(Photo: Daryan Shamkhali/Unsplash)When we think of autonomous vehicle safety, we’re usually focused on ensuring a vehicle’s self-driving technology is sound. But what if high-quality self-driving tech can be sabotaged by bad actors from the outside? According to new research, it can—and the consequences could be deadly for pedestrians.
Most companies involved with autonomous vehicle technology use light detection and ranging (LIDAR) for navigation. LIDAR, which typically takes the form of a spinning sensor on the vehicle’s exterior, constantly captures information about the vehicle’s surroundings by emitting laser light. The resulting reflections allow the system to calculate the distance between itself and any obstacles present in the vehicle’s environment. When LIDAR is working properly, it helps the vehicle stop or change course to avoid obstacles in its path.

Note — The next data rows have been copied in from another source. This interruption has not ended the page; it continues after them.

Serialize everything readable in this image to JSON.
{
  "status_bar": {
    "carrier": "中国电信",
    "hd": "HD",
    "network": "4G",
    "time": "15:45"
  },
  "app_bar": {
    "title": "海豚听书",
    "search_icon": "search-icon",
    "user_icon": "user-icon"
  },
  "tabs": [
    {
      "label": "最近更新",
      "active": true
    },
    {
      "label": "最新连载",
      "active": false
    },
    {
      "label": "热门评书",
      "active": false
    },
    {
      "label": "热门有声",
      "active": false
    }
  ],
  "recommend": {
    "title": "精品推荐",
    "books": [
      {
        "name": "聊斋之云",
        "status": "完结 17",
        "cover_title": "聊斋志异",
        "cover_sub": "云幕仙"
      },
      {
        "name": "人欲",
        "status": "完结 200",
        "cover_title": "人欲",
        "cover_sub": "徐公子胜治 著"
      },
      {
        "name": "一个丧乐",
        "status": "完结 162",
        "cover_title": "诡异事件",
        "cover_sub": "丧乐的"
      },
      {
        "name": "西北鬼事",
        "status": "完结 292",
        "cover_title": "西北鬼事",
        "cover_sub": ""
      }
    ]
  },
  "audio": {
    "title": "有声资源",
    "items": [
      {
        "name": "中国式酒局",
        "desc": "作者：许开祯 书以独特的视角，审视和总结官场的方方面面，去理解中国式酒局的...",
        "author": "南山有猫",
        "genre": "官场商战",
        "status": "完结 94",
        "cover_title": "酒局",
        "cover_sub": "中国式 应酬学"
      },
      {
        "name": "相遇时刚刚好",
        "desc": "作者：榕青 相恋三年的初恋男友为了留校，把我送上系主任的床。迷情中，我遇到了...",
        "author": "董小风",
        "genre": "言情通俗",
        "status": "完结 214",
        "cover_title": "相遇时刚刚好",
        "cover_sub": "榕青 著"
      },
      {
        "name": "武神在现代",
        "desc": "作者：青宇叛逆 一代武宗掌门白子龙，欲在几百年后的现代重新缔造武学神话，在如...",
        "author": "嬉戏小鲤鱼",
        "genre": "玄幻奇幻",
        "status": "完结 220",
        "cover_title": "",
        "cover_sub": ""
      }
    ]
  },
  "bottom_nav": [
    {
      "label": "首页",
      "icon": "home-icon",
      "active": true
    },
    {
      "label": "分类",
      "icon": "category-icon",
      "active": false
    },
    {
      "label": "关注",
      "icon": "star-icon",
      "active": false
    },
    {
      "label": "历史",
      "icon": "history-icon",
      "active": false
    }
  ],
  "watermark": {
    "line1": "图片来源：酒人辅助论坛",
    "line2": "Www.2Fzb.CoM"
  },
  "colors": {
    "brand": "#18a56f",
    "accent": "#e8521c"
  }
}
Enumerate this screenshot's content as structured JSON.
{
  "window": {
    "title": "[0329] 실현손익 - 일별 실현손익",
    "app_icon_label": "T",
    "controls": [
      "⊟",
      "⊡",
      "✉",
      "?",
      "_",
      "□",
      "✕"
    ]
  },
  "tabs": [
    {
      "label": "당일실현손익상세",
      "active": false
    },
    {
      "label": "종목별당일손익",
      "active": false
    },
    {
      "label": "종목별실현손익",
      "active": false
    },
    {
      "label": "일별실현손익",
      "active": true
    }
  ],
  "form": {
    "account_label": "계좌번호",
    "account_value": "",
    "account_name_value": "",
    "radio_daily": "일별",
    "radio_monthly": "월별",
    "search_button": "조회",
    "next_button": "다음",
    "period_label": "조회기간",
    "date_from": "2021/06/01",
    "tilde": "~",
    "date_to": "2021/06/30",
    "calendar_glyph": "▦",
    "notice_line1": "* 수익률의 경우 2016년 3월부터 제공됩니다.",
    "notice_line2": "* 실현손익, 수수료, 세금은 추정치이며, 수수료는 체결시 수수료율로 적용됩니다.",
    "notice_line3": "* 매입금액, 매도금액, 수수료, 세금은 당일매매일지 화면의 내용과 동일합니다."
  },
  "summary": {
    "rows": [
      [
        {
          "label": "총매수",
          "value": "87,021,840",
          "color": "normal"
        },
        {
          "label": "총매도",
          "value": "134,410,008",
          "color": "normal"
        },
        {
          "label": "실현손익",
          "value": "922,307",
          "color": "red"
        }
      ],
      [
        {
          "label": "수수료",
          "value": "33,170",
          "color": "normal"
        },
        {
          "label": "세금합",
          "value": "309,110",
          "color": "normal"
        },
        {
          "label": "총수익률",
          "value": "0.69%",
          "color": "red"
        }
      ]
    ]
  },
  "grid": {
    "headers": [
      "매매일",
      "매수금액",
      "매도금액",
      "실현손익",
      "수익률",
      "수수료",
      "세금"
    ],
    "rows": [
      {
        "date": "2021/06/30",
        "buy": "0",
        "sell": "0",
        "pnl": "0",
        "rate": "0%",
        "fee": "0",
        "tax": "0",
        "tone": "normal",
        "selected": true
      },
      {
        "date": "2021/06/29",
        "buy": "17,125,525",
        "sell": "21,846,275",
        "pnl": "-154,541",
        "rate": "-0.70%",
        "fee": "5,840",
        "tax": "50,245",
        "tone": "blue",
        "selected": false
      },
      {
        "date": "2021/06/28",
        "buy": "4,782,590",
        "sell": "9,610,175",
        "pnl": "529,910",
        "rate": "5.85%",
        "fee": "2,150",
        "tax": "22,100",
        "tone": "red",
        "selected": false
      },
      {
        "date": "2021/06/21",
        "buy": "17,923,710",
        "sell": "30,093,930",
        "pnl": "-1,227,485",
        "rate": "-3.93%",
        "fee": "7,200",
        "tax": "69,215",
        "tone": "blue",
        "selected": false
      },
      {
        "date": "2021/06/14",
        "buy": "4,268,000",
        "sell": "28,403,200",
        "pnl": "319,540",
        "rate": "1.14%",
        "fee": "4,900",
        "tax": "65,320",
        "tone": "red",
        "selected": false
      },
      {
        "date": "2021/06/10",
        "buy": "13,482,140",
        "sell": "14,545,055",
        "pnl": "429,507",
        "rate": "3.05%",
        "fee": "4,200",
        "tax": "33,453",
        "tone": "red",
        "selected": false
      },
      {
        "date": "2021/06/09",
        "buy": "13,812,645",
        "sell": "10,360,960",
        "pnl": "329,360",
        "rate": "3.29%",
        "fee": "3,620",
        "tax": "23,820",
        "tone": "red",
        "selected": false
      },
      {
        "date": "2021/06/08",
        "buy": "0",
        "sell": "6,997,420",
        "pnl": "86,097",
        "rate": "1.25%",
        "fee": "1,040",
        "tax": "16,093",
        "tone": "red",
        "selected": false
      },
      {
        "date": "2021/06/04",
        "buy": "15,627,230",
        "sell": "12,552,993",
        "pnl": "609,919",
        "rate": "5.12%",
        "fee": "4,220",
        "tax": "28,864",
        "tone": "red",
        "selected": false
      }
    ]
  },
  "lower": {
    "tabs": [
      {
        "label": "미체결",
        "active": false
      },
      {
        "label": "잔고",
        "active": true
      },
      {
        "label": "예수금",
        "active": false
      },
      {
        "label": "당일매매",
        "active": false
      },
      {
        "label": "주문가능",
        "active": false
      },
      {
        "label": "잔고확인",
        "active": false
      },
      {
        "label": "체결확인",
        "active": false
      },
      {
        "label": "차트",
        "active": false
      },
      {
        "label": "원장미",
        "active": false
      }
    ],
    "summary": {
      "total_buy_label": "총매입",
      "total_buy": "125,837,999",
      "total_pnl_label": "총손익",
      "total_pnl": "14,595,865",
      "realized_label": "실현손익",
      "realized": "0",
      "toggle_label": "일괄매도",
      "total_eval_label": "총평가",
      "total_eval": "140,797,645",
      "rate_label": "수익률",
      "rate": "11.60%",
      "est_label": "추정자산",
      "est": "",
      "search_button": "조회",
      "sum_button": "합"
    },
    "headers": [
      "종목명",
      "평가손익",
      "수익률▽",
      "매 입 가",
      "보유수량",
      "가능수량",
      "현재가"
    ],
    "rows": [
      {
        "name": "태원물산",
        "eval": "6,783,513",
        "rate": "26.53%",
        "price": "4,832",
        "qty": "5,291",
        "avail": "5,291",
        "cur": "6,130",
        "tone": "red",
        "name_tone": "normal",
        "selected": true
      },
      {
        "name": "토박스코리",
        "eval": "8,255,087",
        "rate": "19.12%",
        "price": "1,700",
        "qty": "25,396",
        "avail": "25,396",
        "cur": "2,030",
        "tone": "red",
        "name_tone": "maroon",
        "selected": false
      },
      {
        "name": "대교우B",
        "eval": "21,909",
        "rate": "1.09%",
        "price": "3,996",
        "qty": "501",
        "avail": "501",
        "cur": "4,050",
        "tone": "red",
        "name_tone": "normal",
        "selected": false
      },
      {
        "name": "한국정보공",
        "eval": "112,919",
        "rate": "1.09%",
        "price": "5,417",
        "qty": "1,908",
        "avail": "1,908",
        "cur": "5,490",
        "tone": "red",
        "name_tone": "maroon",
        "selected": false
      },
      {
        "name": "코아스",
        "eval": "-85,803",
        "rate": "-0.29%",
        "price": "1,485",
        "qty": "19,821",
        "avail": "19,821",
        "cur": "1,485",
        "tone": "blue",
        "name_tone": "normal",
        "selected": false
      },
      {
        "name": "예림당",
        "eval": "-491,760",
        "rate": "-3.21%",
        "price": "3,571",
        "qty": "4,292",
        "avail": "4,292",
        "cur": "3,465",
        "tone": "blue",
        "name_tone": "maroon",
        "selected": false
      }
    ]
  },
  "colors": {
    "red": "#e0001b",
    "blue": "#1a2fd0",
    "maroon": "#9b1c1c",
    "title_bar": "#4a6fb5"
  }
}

Unfortunately, it’s disconcertingly easy to interrupt this process from the outside. Researchers from the University of Florida, the University of Michigan, and Japan’s University of Electro-Communications have found that it only takes a well-aimed laser to confuse autonomous vehicles’ LIDAR, thus preventing the system from detecting things in its path. When timed correctly, a laser pointed at an oncoming LIDAR sensor creates a cone-shaped blind spot where pedestrians, equipment, and other obstacles can’t be seen. This causes the vehicle to think its current path is a safe one and even crash into whatever’s in its way.
Though at first it sounds like lasers “blind” LIDAR, this isn’t the case. In an experiment simulating malicious interference, the researchers tested the effect of a laser pointed at LIDAR-equipped vehicles and robots from approximately 15 feet away. While LIDAR still captured obstacles’ presence, it immediately discarded that data in favor of the laser, which essentially spoofed a second reflection and scrambled the sensor’s data. In simulations involving vehicles, this caused moving pedestrians to go unnoticed, allowing the vehicles to proceed toward a potentially deadly collision.
It’s difficult to imagine what incentive someone would have for wreaking havoc by inhibiting an autonomous vehicle’s LIDAR. Regardless, the researchers—who specialize in artificial intelligence, data science, programming, and electrical engineering—think such interference can be avoided. Manufacturers could update their vehicles’ LIDAR to include Fake Shadow Detection, or FSD. This would identify and circumvent “shadow regions” caused by spoofed reflections, including those maliciously generated using lasers.